As night’s humid miasma settled upon the streets she felt the first pangs of hunger. For a moment she fumbled for her purse, out of habit. She still had the few precious coins she had carried with her as a child, back when she had fled the city to seek a better fate. Now . . . now they were little more than adornment, a weight in the purse that hung at her belt to make her look normal. A Magister needed no money.
She passed by a few of the Quarter’s taverns, waiting until she found one where the smell of beer and cooking spices was stronger than the reek of human sweat. It took a while. The places were small, usually on the first floor of narrow buildings, but she found one on a corner that had enough air coming in to at least mix up the smells, if not banish the fouler ones entirely.
(The forest had smelled sweet. So sweet. Especially after a rain, when you could hear the insects rustling under newly washed leaves in search of hidden drops to drink.)
There was a beggar at the door but she pushed past him without a second glance. She?
??d seen enough beggars in this city counting their coin after a good day’s take to know what fake wounds and feigned deformities were worth. She had pity for a child tied up in rags to engender sympathy, because usually his cuts and welts were real—parents didn’t mind cutting up the young ones, or even gouging out an eye occasionally, if it made their misery more profitable—but grown men made their own choices, and few of the beggars went hungry.
(And for a moment she remembered her brother, the scabs of the Green Plague broken open again and again by her mother until they scarred, because scars were worth money, and the rage welled up inside her, and the memories began to stir from that dark place where they lay hidden, like some deadly serpent coming forth from the shadows . . .)
“Here for dinner, lad? You’ve almost missed the serving.”
Startled, she looked up. Yes, the words had been addressed to her. In the shadows of the place the speaker could not see details of her person, and so had simply accepted the tale that her clothing told.
“Yes, er . . . thank you.” She coughed, wondering if they took her for a young enough “lad” that her voice would pass muster, or if she should disguise it. The sudden thrill of the subterfuge made her toes curl. “I’ll take what you’ve got.” She jingled her purse, to make sure the man understood she could afford the meal. As if money mattered.
The place was dark and dusty and filled mostly with men ending a day’s labor—or avoiding one. Their hands were stained with grit and their nails were black and Ethanus would have never received them in that state. A slight smile quirked her lips at that thought, remembering her own unwashed condition as a child. Most residents of Gansang believed that washing too often would do them harm.

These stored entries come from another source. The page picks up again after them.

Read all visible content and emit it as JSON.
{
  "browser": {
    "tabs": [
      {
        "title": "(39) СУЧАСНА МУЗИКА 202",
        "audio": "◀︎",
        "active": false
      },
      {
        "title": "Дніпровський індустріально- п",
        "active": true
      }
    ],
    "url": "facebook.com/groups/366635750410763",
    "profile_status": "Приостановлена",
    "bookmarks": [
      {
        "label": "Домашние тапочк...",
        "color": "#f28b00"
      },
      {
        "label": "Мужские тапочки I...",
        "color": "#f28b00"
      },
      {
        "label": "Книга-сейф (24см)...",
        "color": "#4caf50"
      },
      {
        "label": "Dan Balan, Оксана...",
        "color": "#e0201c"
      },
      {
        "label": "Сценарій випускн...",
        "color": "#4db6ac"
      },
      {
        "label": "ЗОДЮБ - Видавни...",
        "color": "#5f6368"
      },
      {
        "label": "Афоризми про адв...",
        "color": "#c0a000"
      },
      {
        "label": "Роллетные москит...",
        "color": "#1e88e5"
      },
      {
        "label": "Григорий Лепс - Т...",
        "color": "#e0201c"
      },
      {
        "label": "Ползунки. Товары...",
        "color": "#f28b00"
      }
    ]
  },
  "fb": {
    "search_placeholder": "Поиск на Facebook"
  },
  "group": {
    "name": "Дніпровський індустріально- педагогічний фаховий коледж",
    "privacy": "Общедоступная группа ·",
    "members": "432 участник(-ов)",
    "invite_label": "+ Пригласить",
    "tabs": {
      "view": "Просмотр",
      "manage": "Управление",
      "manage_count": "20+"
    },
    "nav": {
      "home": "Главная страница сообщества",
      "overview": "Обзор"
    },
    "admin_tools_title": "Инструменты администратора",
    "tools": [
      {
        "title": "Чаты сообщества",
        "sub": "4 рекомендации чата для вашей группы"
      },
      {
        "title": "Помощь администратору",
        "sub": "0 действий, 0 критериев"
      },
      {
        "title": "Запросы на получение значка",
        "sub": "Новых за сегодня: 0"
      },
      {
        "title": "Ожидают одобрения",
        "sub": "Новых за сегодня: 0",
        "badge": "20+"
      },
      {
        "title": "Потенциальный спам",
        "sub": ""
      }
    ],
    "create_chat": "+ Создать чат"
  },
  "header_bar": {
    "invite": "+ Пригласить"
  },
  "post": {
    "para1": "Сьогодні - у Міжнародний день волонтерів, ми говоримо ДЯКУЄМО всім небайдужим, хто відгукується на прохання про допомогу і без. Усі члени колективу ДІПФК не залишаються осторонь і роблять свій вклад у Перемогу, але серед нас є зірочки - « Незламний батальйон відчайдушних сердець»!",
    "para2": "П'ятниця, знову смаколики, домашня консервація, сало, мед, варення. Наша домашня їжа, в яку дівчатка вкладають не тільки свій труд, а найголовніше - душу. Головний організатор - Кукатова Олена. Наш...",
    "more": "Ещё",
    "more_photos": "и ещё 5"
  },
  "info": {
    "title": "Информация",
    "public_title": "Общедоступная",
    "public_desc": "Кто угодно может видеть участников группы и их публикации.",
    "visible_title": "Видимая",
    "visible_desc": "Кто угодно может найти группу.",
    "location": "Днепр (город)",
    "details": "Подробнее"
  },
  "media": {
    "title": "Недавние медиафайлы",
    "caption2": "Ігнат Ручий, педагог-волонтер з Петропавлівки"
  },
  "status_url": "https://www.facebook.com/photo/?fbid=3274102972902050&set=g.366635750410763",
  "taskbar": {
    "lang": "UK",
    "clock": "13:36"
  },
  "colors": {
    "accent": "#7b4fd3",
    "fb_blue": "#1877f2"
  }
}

Given that the Quarter had been built out over what was once a salt marsh, and was known for the sluggish channels of brackish water that coursed through it, that might well be an accurate assessment.
She took a table in the far corner where the shadows gathered and sat with her back to the wall. A few minutes later a wooden plate and tankard were brought to her. The latter had something brown in it with froth on the top. The plate held a greasy meat pie, with far more onions and garlic than meat. She pulled out a coin from her bag and held it for a moment, winding the power around it until she was satisfied it felt right, then offered it. She watched, breath held, as he took it up and studied it in the dim light, then nodded and offered her change. She also watched as he put it into his own deep pocket, where other coins jingled. Good. By the time the enchantment wore off and its true denomination was apparent, it would be mixed in with all the others.